How do you download statements from your bank if they have lost all their data in a cloud, like this pension fund did?
Bank statements don't take up much space, although it could be an issue if you live in a broom cupboard but I don't. I have far more space being taken up by books, bikes, furniture, PCs, mementos, tools, food, pet equipment, boxes of USB leads in every combination, tins of paint waiting for me to get round to doing some decorating, boxed of ceramic tiles ditto, I could go on and on. A 10mm thick stack of A4 bank statements in a pocket file is the last thing I worry about finding space for.
(Score: 2) by Joe Desertrat on Saturday June 01 2024, @12:33AM (1 child)

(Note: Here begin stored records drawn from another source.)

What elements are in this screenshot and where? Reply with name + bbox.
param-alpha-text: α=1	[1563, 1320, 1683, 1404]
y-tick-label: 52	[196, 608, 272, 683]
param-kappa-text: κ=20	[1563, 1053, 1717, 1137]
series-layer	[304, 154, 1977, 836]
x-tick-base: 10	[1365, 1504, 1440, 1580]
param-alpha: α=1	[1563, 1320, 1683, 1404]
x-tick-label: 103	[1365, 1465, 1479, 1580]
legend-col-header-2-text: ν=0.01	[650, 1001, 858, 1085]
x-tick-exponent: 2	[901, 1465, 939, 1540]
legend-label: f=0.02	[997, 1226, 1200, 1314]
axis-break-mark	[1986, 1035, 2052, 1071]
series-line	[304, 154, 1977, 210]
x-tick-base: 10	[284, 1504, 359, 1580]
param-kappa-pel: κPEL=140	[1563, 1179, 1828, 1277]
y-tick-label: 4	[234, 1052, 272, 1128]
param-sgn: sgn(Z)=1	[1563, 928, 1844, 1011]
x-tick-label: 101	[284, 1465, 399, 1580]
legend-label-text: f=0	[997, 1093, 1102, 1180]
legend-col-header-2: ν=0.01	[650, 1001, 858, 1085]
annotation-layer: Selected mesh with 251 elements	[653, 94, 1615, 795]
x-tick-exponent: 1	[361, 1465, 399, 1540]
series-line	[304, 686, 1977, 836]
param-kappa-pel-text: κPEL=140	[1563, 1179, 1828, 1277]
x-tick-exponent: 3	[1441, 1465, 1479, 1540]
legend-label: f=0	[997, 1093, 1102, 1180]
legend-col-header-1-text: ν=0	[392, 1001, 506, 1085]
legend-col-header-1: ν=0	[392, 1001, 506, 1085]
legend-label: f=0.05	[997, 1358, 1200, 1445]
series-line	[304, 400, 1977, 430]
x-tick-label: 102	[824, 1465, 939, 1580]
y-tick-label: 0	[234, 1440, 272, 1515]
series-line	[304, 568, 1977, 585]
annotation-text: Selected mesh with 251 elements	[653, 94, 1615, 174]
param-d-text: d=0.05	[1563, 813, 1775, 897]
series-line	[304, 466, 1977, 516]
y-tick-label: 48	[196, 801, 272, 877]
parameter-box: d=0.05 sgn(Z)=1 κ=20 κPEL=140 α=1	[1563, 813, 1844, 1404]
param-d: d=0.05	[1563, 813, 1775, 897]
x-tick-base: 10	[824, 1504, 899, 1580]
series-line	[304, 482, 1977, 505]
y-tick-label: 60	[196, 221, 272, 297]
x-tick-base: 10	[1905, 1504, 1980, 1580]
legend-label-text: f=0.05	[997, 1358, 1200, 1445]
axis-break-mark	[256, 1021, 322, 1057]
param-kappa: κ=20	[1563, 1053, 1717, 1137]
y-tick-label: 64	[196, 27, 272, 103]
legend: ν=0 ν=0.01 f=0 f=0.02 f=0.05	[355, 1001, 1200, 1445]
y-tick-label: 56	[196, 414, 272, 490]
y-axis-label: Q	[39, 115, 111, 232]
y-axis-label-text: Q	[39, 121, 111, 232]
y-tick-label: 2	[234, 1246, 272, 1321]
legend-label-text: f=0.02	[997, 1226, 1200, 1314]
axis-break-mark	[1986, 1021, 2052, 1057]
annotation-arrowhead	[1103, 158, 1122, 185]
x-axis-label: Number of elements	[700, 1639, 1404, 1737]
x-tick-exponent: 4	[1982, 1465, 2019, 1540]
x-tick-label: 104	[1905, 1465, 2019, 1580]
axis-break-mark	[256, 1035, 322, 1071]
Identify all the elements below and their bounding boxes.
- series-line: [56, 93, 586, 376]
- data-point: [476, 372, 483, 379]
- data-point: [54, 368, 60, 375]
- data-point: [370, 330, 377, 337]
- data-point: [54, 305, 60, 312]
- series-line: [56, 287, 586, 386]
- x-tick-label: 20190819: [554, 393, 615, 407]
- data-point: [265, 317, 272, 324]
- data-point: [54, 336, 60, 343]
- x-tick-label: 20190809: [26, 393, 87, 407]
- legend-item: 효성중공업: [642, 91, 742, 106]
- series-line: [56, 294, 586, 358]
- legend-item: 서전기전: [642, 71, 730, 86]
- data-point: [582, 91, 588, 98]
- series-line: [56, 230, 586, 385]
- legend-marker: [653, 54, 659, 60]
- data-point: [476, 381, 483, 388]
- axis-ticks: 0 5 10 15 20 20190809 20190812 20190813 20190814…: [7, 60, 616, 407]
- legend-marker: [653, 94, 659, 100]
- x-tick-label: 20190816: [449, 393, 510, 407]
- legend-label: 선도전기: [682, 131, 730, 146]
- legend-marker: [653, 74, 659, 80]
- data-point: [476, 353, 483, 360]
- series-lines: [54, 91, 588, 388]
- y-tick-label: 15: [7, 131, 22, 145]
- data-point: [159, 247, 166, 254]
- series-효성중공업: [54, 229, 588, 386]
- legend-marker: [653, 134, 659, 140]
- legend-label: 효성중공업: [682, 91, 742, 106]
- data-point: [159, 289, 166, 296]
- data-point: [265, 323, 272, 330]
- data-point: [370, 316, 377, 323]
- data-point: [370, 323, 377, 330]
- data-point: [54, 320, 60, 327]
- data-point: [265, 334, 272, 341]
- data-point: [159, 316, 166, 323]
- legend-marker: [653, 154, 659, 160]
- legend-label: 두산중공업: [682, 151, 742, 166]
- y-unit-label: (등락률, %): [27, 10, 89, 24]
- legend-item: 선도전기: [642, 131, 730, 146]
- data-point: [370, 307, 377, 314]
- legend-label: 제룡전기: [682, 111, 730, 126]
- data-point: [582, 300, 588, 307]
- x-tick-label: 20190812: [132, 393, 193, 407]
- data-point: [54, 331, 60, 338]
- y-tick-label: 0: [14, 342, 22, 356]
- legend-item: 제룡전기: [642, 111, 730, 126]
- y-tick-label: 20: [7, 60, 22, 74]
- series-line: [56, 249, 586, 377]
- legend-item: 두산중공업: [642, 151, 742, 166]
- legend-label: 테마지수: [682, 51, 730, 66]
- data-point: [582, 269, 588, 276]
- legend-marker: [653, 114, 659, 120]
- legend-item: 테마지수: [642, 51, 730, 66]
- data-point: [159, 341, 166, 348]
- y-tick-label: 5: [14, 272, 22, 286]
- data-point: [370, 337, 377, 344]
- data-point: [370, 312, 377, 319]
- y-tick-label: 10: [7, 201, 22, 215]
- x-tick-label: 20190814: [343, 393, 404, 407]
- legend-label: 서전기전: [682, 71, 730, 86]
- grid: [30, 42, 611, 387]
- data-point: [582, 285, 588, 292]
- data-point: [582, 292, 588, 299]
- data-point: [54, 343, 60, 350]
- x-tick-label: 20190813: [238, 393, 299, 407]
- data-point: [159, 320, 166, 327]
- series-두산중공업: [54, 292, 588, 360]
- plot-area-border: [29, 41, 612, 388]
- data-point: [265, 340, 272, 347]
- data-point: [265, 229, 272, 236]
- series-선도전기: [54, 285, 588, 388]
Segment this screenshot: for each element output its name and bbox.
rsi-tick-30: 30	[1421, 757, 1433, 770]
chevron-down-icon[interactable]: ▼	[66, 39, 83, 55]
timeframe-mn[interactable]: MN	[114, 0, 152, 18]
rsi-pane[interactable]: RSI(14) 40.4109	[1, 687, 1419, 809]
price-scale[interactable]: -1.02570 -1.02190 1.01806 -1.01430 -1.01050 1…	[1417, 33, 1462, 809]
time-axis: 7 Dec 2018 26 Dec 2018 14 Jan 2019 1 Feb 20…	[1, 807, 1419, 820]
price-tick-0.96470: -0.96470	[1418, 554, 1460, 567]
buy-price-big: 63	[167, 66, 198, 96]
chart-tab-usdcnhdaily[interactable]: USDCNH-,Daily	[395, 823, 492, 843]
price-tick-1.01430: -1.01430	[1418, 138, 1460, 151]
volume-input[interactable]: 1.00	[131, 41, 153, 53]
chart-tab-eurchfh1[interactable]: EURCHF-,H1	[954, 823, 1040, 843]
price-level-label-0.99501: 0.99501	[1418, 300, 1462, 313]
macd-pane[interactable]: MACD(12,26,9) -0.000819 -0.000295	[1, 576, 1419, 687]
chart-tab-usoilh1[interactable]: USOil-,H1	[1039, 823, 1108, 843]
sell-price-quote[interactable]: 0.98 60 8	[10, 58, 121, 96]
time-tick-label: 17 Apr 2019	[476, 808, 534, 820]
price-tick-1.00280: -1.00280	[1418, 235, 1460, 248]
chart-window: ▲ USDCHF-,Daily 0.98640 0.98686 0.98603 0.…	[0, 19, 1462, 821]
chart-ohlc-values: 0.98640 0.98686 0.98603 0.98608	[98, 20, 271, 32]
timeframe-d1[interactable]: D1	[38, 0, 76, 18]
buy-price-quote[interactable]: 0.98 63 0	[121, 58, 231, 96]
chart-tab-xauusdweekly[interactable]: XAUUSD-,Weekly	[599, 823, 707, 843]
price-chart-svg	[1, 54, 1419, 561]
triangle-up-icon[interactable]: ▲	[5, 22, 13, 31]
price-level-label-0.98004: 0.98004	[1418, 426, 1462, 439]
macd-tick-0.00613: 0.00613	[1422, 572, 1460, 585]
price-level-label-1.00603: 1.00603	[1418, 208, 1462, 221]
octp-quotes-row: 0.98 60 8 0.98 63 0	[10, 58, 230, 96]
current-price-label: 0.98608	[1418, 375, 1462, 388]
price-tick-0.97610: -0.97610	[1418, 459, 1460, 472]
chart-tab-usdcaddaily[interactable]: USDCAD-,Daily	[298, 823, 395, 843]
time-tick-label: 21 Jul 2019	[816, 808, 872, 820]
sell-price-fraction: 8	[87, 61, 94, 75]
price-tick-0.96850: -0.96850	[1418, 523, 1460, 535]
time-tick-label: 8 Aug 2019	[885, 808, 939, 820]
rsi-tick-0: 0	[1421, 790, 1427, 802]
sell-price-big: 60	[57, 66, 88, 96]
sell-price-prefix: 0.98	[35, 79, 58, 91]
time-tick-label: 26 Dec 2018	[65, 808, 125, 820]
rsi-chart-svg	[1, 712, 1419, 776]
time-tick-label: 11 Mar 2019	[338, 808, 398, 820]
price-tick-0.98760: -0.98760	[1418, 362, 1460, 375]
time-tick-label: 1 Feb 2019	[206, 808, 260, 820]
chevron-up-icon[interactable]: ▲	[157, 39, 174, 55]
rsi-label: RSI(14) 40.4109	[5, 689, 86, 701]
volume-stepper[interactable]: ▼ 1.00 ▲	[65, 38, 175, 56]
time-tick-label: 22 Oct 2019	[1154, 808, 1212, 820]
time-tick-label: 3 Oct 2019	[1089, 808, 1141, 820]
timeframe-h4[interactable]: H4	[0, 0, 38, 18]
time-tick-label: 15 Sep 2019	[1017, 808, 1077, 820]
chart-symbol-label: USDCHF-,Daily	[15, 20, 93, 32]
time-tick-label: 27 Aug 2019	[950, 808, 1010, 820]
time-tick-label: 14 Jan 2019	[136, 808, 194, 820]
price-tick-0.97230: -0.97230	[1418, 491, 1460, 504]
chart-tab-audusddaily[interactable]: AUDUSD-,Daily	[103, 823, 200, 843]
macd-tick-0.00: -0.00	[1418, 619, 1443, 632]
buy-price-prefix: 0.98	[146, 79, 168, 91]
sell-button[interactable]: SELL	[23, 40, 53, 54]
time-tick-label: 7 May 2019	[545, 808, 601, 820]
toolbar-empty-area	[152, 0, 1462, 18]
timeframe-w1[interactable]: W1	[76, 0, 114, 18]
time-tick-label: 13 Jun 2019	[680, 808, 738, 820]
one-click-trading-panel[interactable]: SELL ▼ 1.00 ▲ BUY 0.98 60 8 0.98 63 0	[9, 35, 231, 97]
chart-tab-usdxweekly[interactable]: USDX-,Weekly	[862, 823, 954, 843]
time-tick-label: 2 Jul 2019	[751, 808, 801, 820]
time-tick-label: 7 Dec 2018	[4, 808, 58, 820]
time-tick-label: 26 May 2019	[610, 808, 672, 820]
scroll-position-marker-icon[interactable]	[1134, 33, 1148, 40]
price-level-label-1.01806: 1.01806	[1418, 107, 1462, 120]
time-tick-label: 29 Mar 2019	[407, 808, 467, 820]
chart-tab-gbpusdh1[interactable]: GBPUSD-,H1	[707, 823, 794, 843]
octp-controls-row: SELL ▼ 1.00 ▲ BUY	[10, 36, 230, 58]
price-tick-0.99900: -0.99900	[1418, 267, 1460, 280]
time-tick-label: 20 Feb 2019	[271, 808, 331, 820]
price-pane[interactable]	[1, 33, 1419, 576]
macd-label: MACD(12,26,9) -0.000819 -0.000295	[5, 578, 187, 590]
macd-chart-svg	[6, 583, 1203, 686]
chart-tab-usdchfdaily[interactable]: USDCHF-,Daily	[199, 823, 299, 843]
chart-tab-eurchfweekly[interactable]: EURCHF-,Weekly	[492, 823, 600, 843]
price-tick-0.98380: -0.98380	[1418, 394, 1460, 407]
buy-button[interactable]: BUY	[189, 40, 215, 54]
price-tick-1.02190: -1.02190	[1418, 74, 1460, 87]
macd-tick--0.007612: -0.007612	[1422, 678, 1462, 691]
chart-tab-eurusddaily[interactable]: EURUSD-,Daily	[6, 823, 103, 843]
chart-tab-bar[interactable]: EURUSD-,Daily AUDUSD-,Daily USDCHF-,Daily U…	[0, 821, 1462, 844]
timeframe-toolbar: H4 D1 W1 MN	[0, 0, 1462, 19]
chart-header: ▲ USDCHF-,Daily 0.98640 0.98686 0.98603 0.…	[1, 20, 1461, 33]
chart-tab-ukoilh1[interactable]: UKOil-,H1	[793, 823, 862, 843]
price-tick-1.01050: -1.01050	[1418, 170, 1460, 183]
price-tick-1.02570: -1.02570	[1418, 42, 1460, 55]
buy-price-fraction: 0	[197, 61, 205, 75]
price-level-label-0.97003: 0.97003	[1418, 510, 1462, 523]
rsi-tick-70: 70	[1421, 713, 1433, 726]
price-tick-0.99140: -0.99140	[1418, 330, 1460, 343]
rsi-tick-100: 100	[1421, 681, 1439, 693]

How do you get paper statements from them if they have lost all their data? You can download your statement each month (or however often you like), usually well before any paper statements have gone out in the mail. Save it on YOUR computer, with backups on reliable media of your choosing, and you will never have to worry.
(Score: 2) by Nuke on Saturday June 01 2024, @09:20AM
I would have all the paper statements* from before they lost all data, up to two weeks ago as I write this. Of course if they lost all data today they could claim I had withdrawn and spent everything in the last two weeks, like I was hiding a new car or yacht somewhere, but those statements are better than nothing and most of my money is in long-term bonds, or limited withdrawal saving accounts, anyway. With my having paper statements the only account the bank could argue with me about would be my current account (= "checking account" in USA?) which never has a large amount in it for very long.
I do that anyway.
Not forensically valid. Digital data can be tampered with and often is**. That's why you cannot open a bank account (in the UK anyway) without showing proof of residence etc on paper, digital version unacceptable - ironically by the very same banks that nag you to go paperless.
* Actually I keep most of them for up to 5 years ago, and the annual summaries for ever.
** As in the current UK Post Office Horizon scandal.